Les enquêteurs, qui agissaient sur commission rogatoire de la juge d'instruction Milca Michel-Gabriel, se sont déplacés au siège du CSA le 20 décembre, jour d'assemblée plénière, précise Le Canard enchaîné. Le CSA, qui confirme l'information, explique qu'il ne s'agissait pas d'une perquisition mais d'une demande de documents.

Toujours selon Le Canard enchaîné, les huit membres du CSA qui avaient participé aux délibérations "commencent à recevoir leur convocation" chez l'Oclciff pour être entendus dans ce dossier.

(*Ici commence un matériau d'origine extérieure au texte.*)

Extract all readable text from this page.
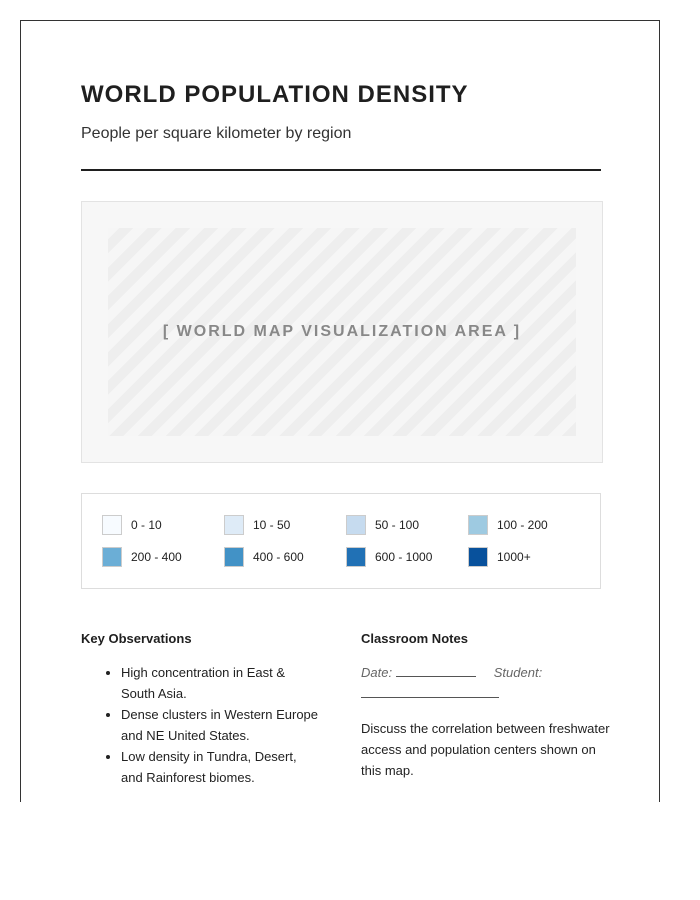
WORLD POPULATION DENSITY

People per square kilometer by region

[ WORLD MAP VISUALIZATION AREA ]
0 - 10	10 - 50	50 - 100	100 - 200
200 - 400	400 - 600	600 - 1000	1000+
Key Observations
• High concentration in East & South Asia.
• Dense clusters in Western Europe and NE United States.
• Low density in Tundra, Desert, and Rainforest biomes.
Classroom Notes
Date:	Student:

Discuss the correlation between freshwater access and population centers shown on this map.
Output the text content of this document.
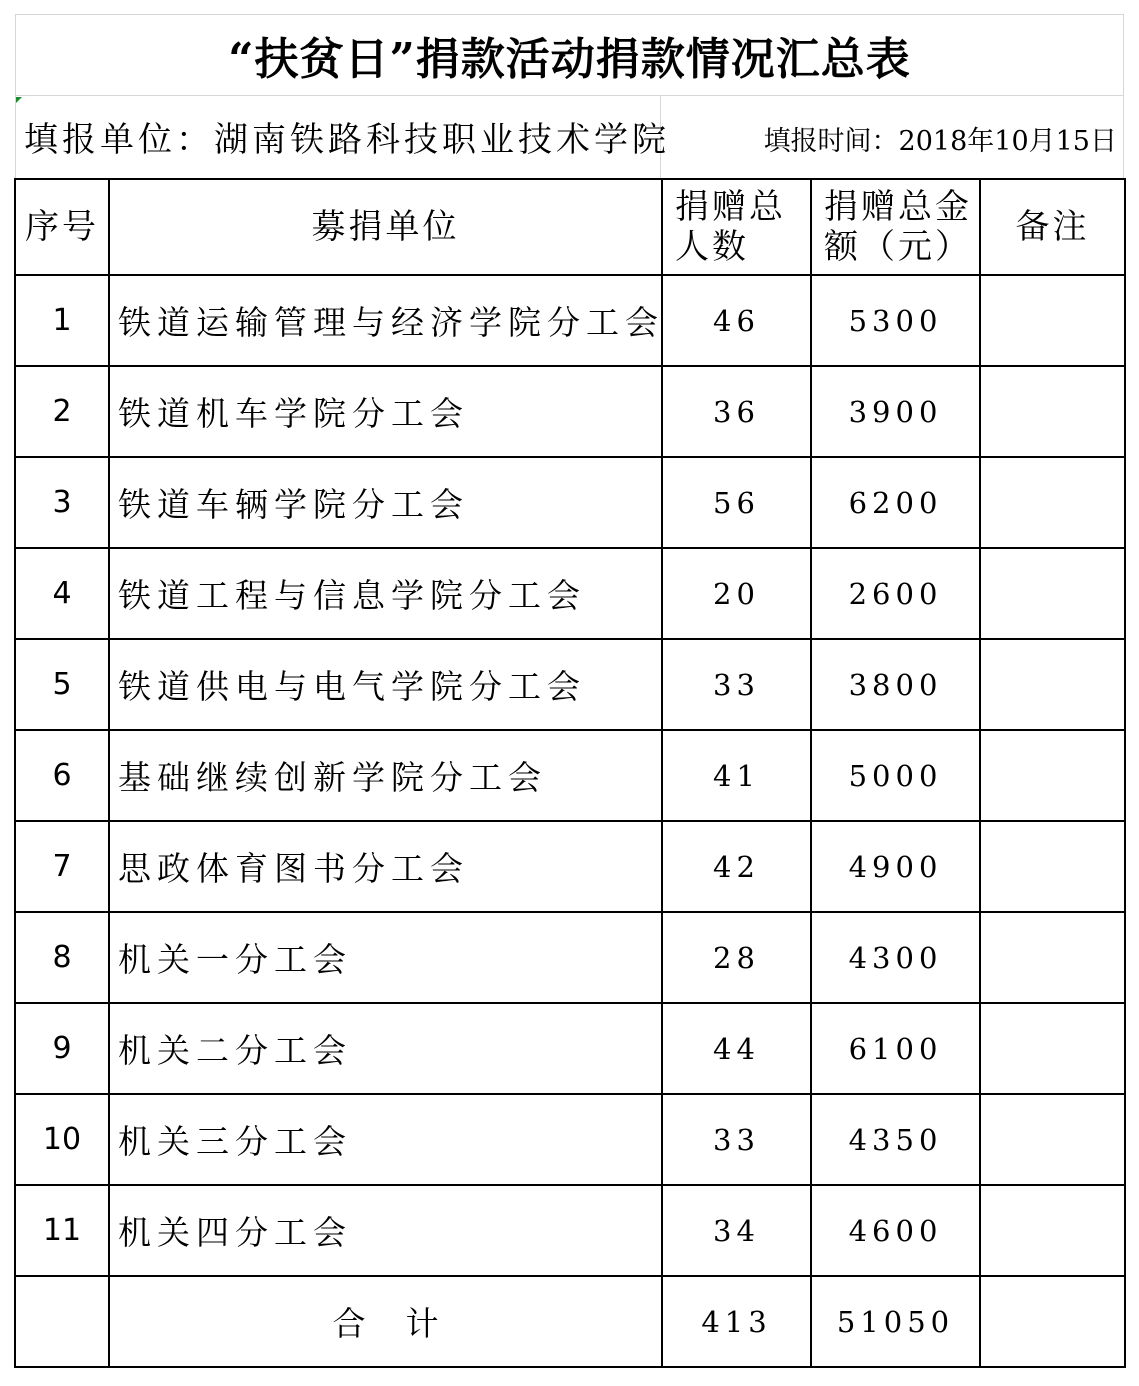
“扶贫日”捐款活动捐款情况汇总表
填报单位：湖南铁路科技职业技术学院	填报时间：2018年10月15日
序号	募捐单位	捐赠总人数	捐赠总金额（元）	备注
1	铁道运输管理与经济学院分工会	46	5300	
2	铁道机车学院分工会	36	3900	
3	铁道车辆学院分工会	56	6200	
4	铁道工程与信息学院分工会	20	2600	
5	铁道供电与电气学院分工会	33	3800	
6	基础继续创新学院分工会	41	5000	
7	思政体育图书分工会	42	4900	
8	机关一分工会	28	4300	
9	机关二分工会	44	6100	
10	机关三分工会	33	4350	
11	机关四分工会	34	4600	
	合计	413	51050	
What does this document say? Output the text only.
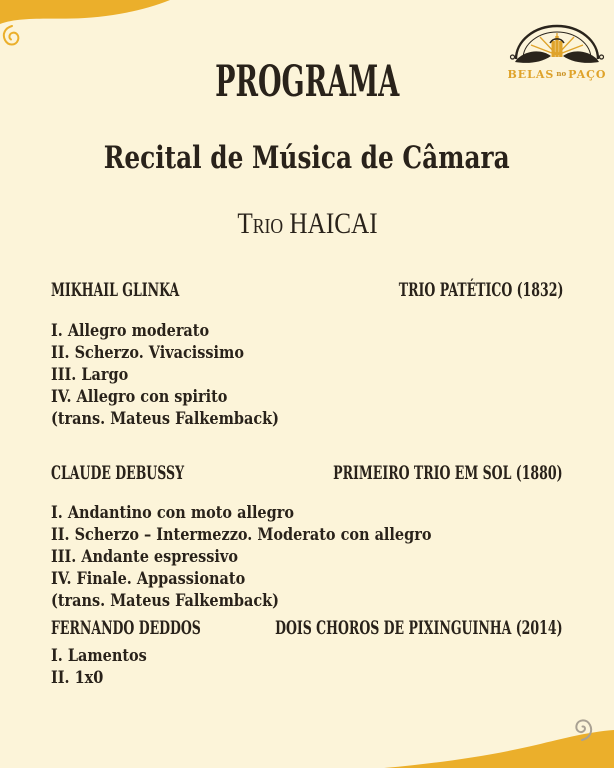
BELAS no PAÇO
PROGRAMA
Recital de Música de Câmara
Trio HAICAI
MIKHAIL GLINKA	TRIO PATÉTICO (1832)
I. Allegro moderato
II. Scherzo. Vivacissimo
III. Largo
IV. Allegro con spirito
(trans. Mateus Falkemback)
CLAUDE DEBUSSY	PRIMEIRO TRIO EM SOL (1880)
I. Andantino con moto allegro
II. Scherzo – Intermezzo. Moderato con allegro
III. Andante espressivo
IV. Finale. Appassionato
(trans. Mateus Falkemback)
FERNANDO DEDDOS	DOIS CHOROS DE PIXINGUINHA (2014)
I. Lamentos
II. 1x0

Une première plainte classée sans suite en 2015

Cette procédure s'inscrit dans le cadre d'une plainte de la CFDT-Médias et de la CGC-Audiovisuel, qui soupçonnent notamment le président du CSA, Olivier Schrameck, d'avoir fait pression sur d'autres membres de l'instance pour écarter certaines candidatures au profit de Delphine Ernotte.

Ces deux syndicats avaient déposé une première plainte, classée sans suite, en juillet 2015, puis une deuxième plainte avec constitution de partie civile, cette fois, permettant d'obtenir la désignation de juges d'instruction.

Ils avaient également déposé un recours au Conseil d'Etat, pointant "l'opacité" de la procédure de nomination de Delphine Ernotte et estimant qu'elle ne disposait pas de la compétence requise. Ce recours avait été rejeté en février 2016.